Zum Buch:
Als am 10. Mai 1933 Kurt Tucholskys Bücher auf dem Opernplatz seiner Heimatstadt in Flammen aufgingen, hatte, wie Erich Kästner 1946 schrieb, „der kleine dicke Berliner, der mit der Schreibmaschine gegen die Katastrophe ankämpfte“, seinen Kampf verloren. Und Rolf Hosfeld, wissenschaftlicher Leiter des Lepsiushauses Potsdam, hat ihm in seiner im Siedler Verlag erschienenen Biographie ein gleichermaßen facettenreiches und anrührendes literarisches Denkmal gesetzt.

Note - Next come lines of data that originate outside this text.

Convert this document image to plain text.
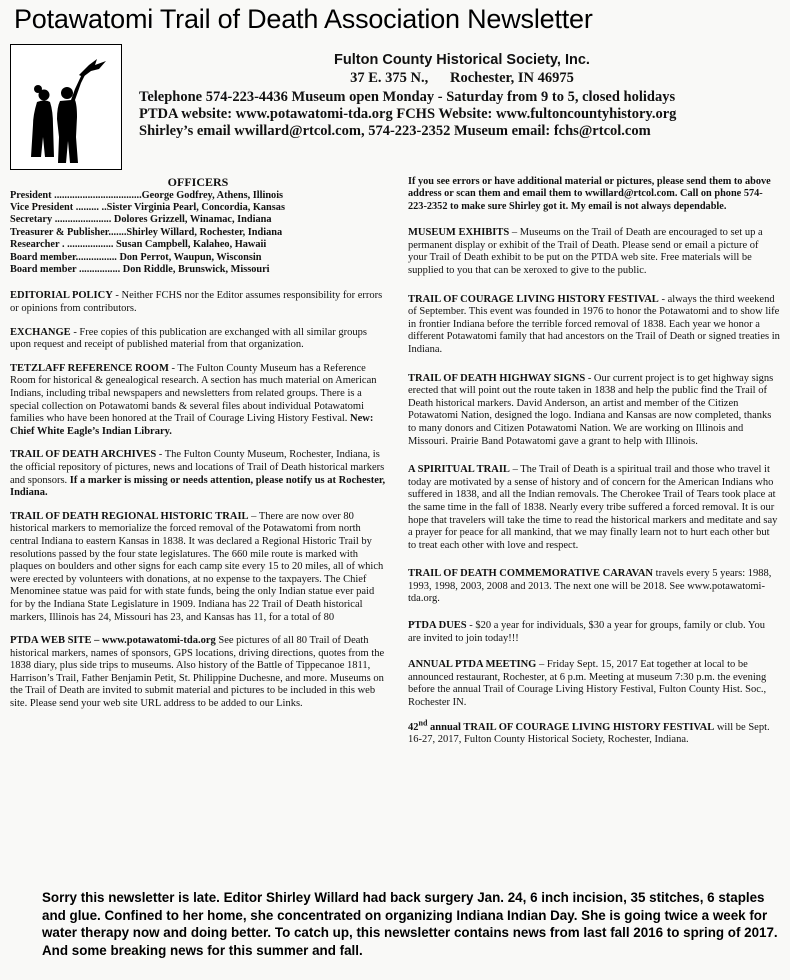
Potawatomi Trail of Death Association Newsletter
Fulton County Historical Society, Inc.
37 E. 375 N., Rochester, IN 46975
Telephone 574-223-4436 Museum open Monday - Saturday from 9 to 5, closed holidays
PTDA website: www.potawatomi-tda.org FCHS Website: www.fultoncountyhistory.org
Shirley’s email wwillard@rtcol.com, 574-223-2352 Museum email: fchs@rtcol.com
OFFICERS
President ..................................George Godfrey, Athens, Illinois
Vice President ......... ..Sister Virginia Pearl, Concordia, Kansas
Secretary ...................... Dolores Grizzell, Winamac, Indiana
Treasurer & Publisher.......Shirley Willard, Rochester, Indiana
Researcher . .................. Susan Campbell, Kalaheo, Hawaii
Board member................ Don Perrot, Waupun, Wisconsin
Board member ................ Don Riddle, Brunswick, Missouri
EDITORIAL POLICY - Neither FCHS nor the Editor assumes responsibility for errors or opinions from contributors.
EXCHANGE - Free copies of this publication are exchanged with all similar groups upon request and receipt of published material from that organization.
TETZLAFF REFERENCE ROOM - The Fulton County Museum has a Reference Room for historical & genealogical research. A section has much material on American Indians, including tribal newspapers and newsletters from related groups. There is a special collection on Potawatomi bands & several files about individual Potawatomi families who have been honored at the Trail of Courage Living History Festival. New: Chief White Eagle’s Indian Library.
TRAIL OF DEATH ARCHIVES - The Fulton County Museum, Rochester, Indiana, is the official repository of pictures, news and locations of Trail of Death historical markers and sponsors. If a marker is missing or needs attention, please notify us at Rochester, Indiana.
TRAIL OF DEATH REGIONAL HISTORIC TRAIL – There are now over 80 historical markers to memorialize the forced removal of the Potawatomi from north central Indiana to eastern Kansas in 1838. It was declared a Regional Historic Trail by resolutions passed by the four state legislatures. The 660 mile route is marked with plaques on boulders and other signs for each camp site every 15 to 20 miles, all of which were erected by volunteers with donations, at no expense to the taxpayers. The Chief Menominee statue was paid for with state funds, being the only Indian statue ever paid for by the Indiana State Legislature in 1909. Indiana has 22 Trail of Death historical markers, Illinois has 24, Missouri has 23, and Kansas has 11, for a total of 80
PTDA WEB SITE – www.potawatomi-tda.org See pictures of all 80 Trail of Death historical markers, names of sponsors, GPS locations, driving directions, quotes from the 1838 diary, plus side trips to museums. Also history of the Battle of Tippecanoe 1811, Harrison’s Trail, Father Benjamin Petit, St. Philippine Duchesne, and more. Museums on the Trail of Death are invited to submit material and pictures to be included in this web site. Please send your web site URL address to be added to our Links.
If you see errors or have additional material or pictures, please send them to above address or scan them and email them to wwillard@rtcol.com. Call on phone 574-223-2352 to make sure Shirley got it. My email is not always dependable.
MUSEUM EXHIBITS – Museums on the Trail of Death are encouraged to set up a permanent display or exhibit of the Trail of Death. Please send or email a picture of your Trail of Death exhibit to be put on the PTDA web site. Free materials will be supplied to you that can be xeroxed to give to the public.
TRAIL OF COURAGE LIVING HISTORY FESTIVAL - always the third weekend of September. This event was founded in 1976 to honor the Potawatomi and to show life in frontier Indiana before the terrible forced removal of 1838. Each year we honor a different Potawatomi family that had ancestors on the Trail of Death or signed treaties in Indiana.
TRAIL OF DEATH HIGHWAY SIGNS - Our current project is to get highway signs erected that will point out the route taken in 1838 and help the public find the Trail of Death historical markers. David Anderson, an artist and member of the Citizen Potawatomi Nation, designed the logo. Indiana and Kansas are now completed, thanks to many donors and Citizen Potawatomi Nation. We are working on Illinois and Missouri. Prairie Band Potawatomi gave a grant to help with Illinois.
A SPIRITUAL TRAIL – The Trail of Death is a spiritual trail and those who travel it today are motivated by a sense of history and of concern for the American Indians who suffered in 1838, and all the Indian removals. The Cherokee Trail of Tears took place at the same time in the fall of 1838. Nearly every tribe suffered a forced removal. It is our hope that travelers will take the time to read the historical markers and meditate and say a prayer for peace for all mankind, that we may finally learn not to hurt each other but to treat each other with love and respect.
TRAIL OF DEATH COMMEMORATIVE CARAVAN travels every 5 years: 1988, 1993, 1998, 2003, 2008 and 2013. The next one will be 2018. See www.potawatomi-tda.org.
PTDA DUES - $20 a year for individuals, $30 a year for groups, family or club. You are invited to join today!!!
ANNUAL PTDA MEETING – Friday Sept. 15, 2017 Eat together at local to be announced restaurant, Rochester, at 6 p.m. Meeting at museum 7:30 p.m. the evening before the annual Trail of Courage Living History Festival, Fulton County Hist. Soc., Rochester IN.
42nd annual TRAIL OF COURAGE LIVING HISTORY FESTIVAL will be Sept. 16-27, 2017, Fulton County Historical Society, Rochester, Indiana.
Sorry this newsletter is late. Editor Shirley Willard had back surgery Jan. 24, 6 inch incision, 35 stitches, 6 staples and glue. Confined to her home, she concentrated on organizing Indiana Indian Day. She is going twice a week for water therapy now and doing better. To catch up, this newsletter contains news from last fall 2016 to spring of 2017. And some breaking news for this summer and fall.
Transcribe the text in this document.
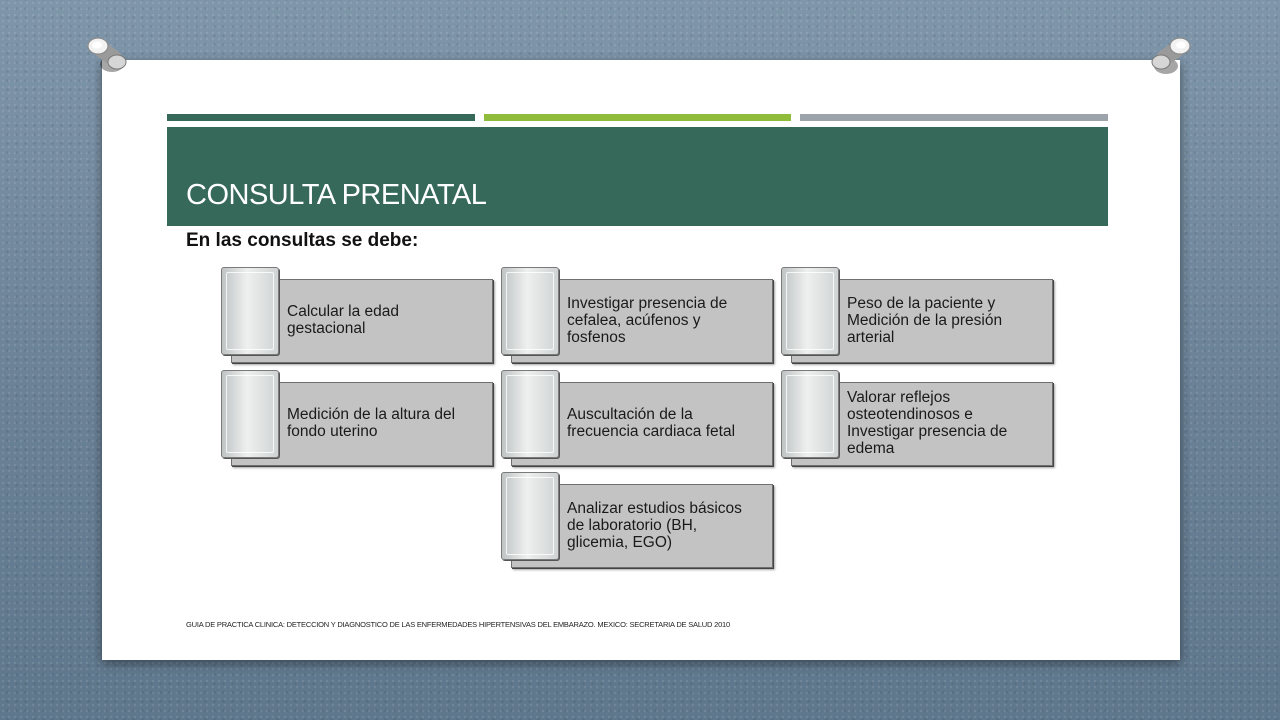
CONSULTA PRENATAL

En las consultas se debe:

Calcular la edad
gestacional
Investigar presencia de
cefalea, acúfenos y
fosfenos
Peso de la paciente y
Medición de la presión
arterial
Medición de la altura del
fondo uterino
Auscultación de la
frecuencia cardiaca fetal
Valorar reflejos
osteotendinosos e
Investigar presencia de
edema
Analizar estudios básicos
de laboratorio (BH,
glicemia, EGO)

GUIA DE PRACTICA CLINICA: DETECCION Y DIAGNOSTICO DE LAS ENFERMEDADES HIPERTENSIVAS DEL EMBARAZO. MEXICO: SECRETARIA DE SALUD 2010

Das erste Kapitel des Buches führt ins Ruppiner Land nach Schloss Rheinsberg, den Ort, den Tucholsky nach einem Wochenendausflug mit seiner Geliebten Else Weil 1912 zum Schauplatz einer unbeschwerten, sonnendurchfluteten Liebesgeschichte machte. Rheinsberg , so Hosfeld, war ein Buch der Jugend, so etwas wie die Leiden des jungen Werther für eine Generation, die zwei Jahre später in den Materialschlachten des Weltkriegs untergehen sollte. Der heitere Eros, der Rheinsberg durchweht, ist bereits von Vorahnungen getrübt, die die träumend im Gras der Remusinsel liegenden Liebenden zur Sprache bringen: “Sehssu, mein Affgen, das is nu deine Heimat. Sag mal: würdest du für dieselbe in den Tod gehen?“, fragt Claire unvermittelt, und erhält die Antwort: “Du hast es schriftlich, liebes Weib, dass ich nur für Dich in den Tod gehe. Verwirre die Begriffe nicht.“ In diesem beiläufigen Dialog formulierte Tucholsky bereits sein zentrales Lebensthema. Der Krieg, der sich in dem fiebrigen Erregungszustand der europäischen Gesellschaften vorbereitete, war für ihn, den polyglotten Gentleman und radikalen Citoyen, ein seine Lebensweise bedrohender Rücksturz in vorzivilisatorische Verhaltensweisen.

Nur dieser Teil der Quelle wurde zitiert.